The StockX for pre-owned luxury watches, Crown & Caliber, has solved the problem of selling and buying premium used timepieces online.
Because it’s a pain to sell your $11,000 Omega on Craigslist.
CEO Hamilton Powell got the idea for Crown & Caliber five years ago during his career in private equity. He was having lunch with a friend who was trying to sell his Patek Philippe Gondola (a watch that retails for around $15,000) on eBay and Craigslist. First came the offers from far-off princes who swore to wire the money after receiving the watch. Then came meet-up suggestions in dark, deserted parking lots. This friend eventually drove around to local jewelry stores, which offered him a lowball $5,200. He took the money and went back to the store the next day to see his watch on sale for $12,500.
With a background in finance, Powell went to the data and found “about $5 billion dollars’ worth of Swiss mechanical watches are sold at retail, meaning 100 billion watches are floating around in this country,” he tells The Manual. “Until we had started Crown & Caliber, it was really hard for people to transact with this used inventory, since it’s so hard to trust buyers and sellers of used watches.”
This isn’t your old dining table. Buying and selling pre-owned watches is like buying and selling a pre-owned car.
“The risk is multiplied in the luxury category because of authenticity, but with watches particularly there’s an added risk of functionality,” Powell says. “When you’re buying a Hermes handbag, you want to know it’s made by the designer, but the difference is a Rolex has as much as 300 moving parts, the complexity of a car, and each one needs to be functional.”
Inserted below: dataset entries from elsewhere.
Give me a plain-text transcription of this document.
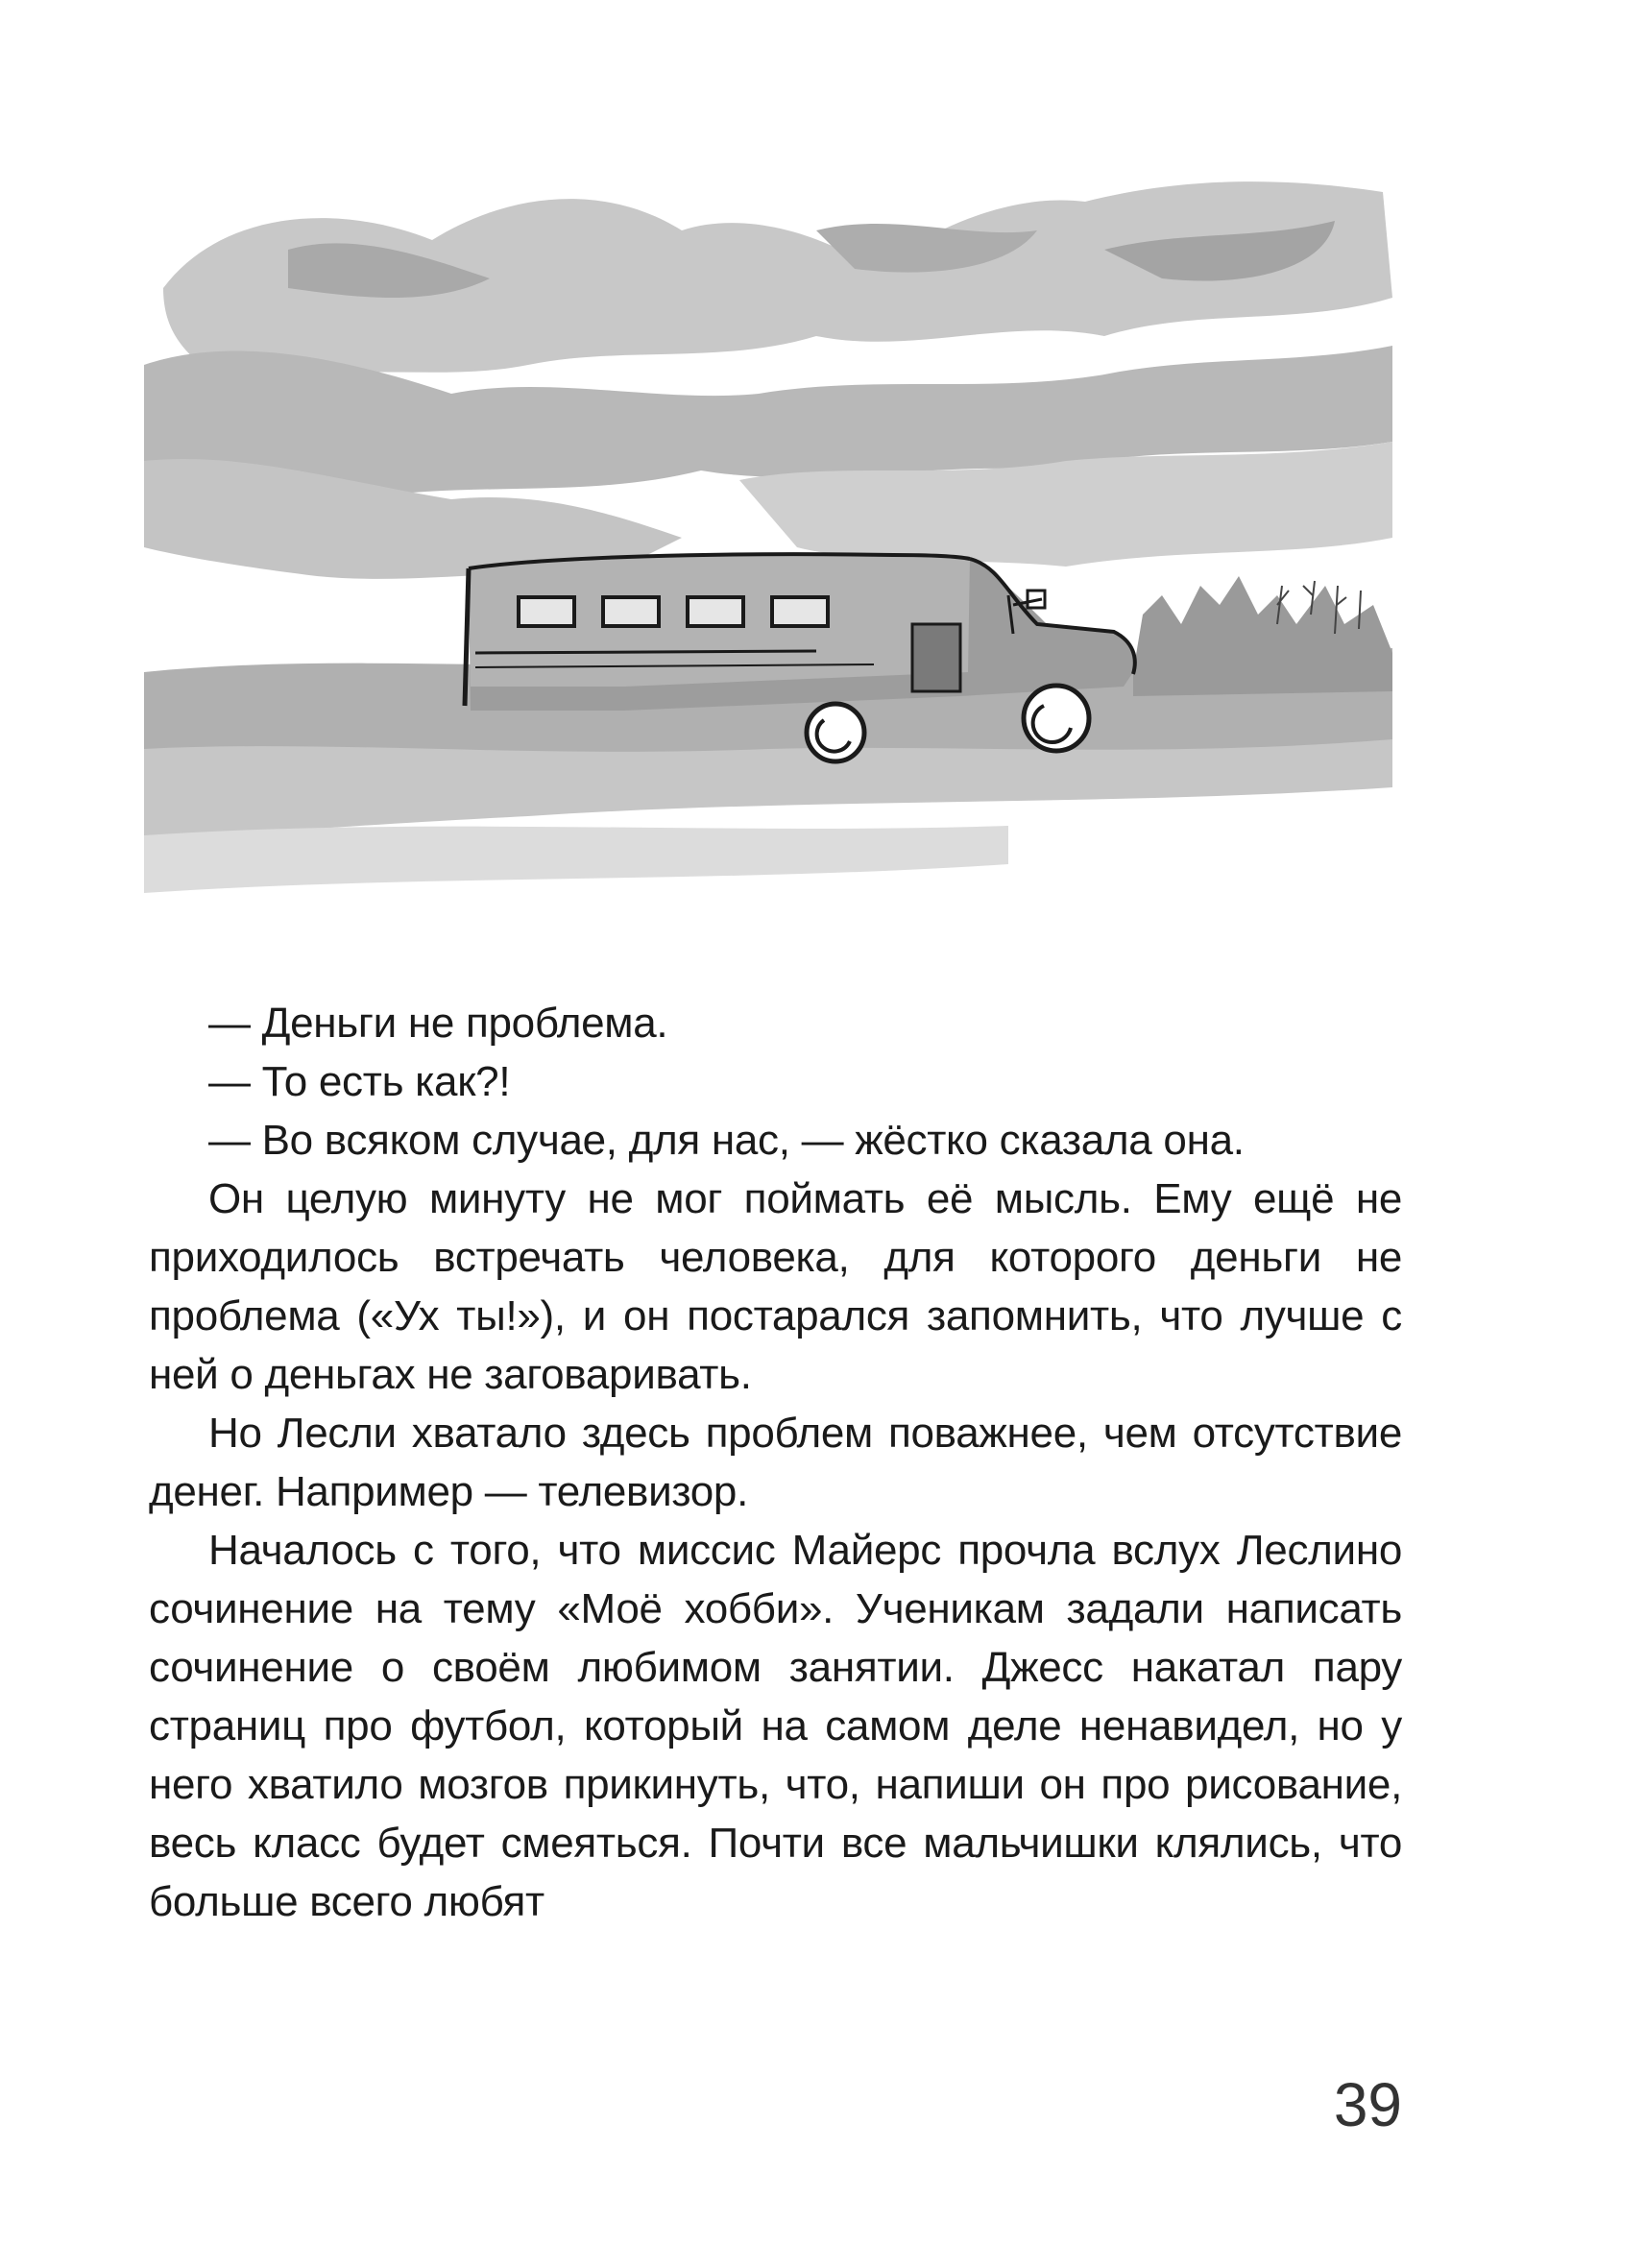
— Деньги не проблема.

— То есть как?!

— Во всяком случае, для нас, — жёстко сказала она.

Он целую минуту не мог поймать её мысль. Ему ещё не приходилось встречать человека, для которого деньги не проблема («Ух ты!»), и он постарался запомнить, что лучше с ней о деньгах не заговаривать.

Но Лесли хватало здесь проблем поважнее, чем отсутствие денег. Например — телевизор.

Началось с того, что миссис Майерс прочла вслух Леслино сочинение на тему «Моё хобби». Ученикам задали написать сочинение о своём любимом занятии. Джесс накатал пару страниц про футбол, который на самом деле ненавидел, но у него хватило мозгов прикинуть, что, напиши он про рисование, весь класс будет смеяться. Почти все мальчишки клялись, что больше всего любят

39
Crown & Caliber verifies both authenticity and function with a watch-making team of 11 with histories working for Rolex, Cartier, etc., who are dedicated to servicing the watches before they get listed on the site. Sure, that Craigslist Breitling might be legit, but it also might have been filled with water and ruined on the inside.
Why Buy a Pre-Owned Watch?
Powell says their largest group of consumers between the ages of 25-40 are savy enough to realize a new watch isn’t worth the depreciation. “When you buy brand new, you get a really nice experience. For some people the chandelier and marble experience is worth it the cost of depreciation from the moment you walk out of the store with it,” Powell says. “Buying preowned, you avoid the initial depreciation since the person selling already incurred it. Then if you want to sell it one day you don’t take that hit.”
How Crown & Caliber Works
Selling
Go to the website and click sell my watch. Enter a little info and click submit. The submission goes to experts that ping “a comprehensive database of pre-owned watches,” says Powell. The database prompts what C&C can pay you for your watch.
Then you get an offer. If you like that offer, you receive a prepaid and insured shipping label. Wrap up your watch and send it. C&C will then receive the watch in secure facility to verify authenticity. If all looks gravy, they pay you and you’re done. Easy.
Buying
Go to the website and browse the racks. Know that before a luxury watch is listed, it undergoes a servicing process that Powell compares to “going to the spa.”
“Sometimes it simply needs a polishing and recalibration and in others it needs full overhaul,” he says. The watch is spruced up in like-new condition, photos are taken, and the watch is listed. “A watch sells in an average of 62 days,” Powell adds. Once taken off the market, it’s shipped out to buyer with a full one-year warranty. As a buyer, you have a return period, no questions asked.
Crown & Caliber’s top selling luxury brands include Rolex, Omega, Breitling, Cartier, and Panerai, so there’s something for everyone at C&C.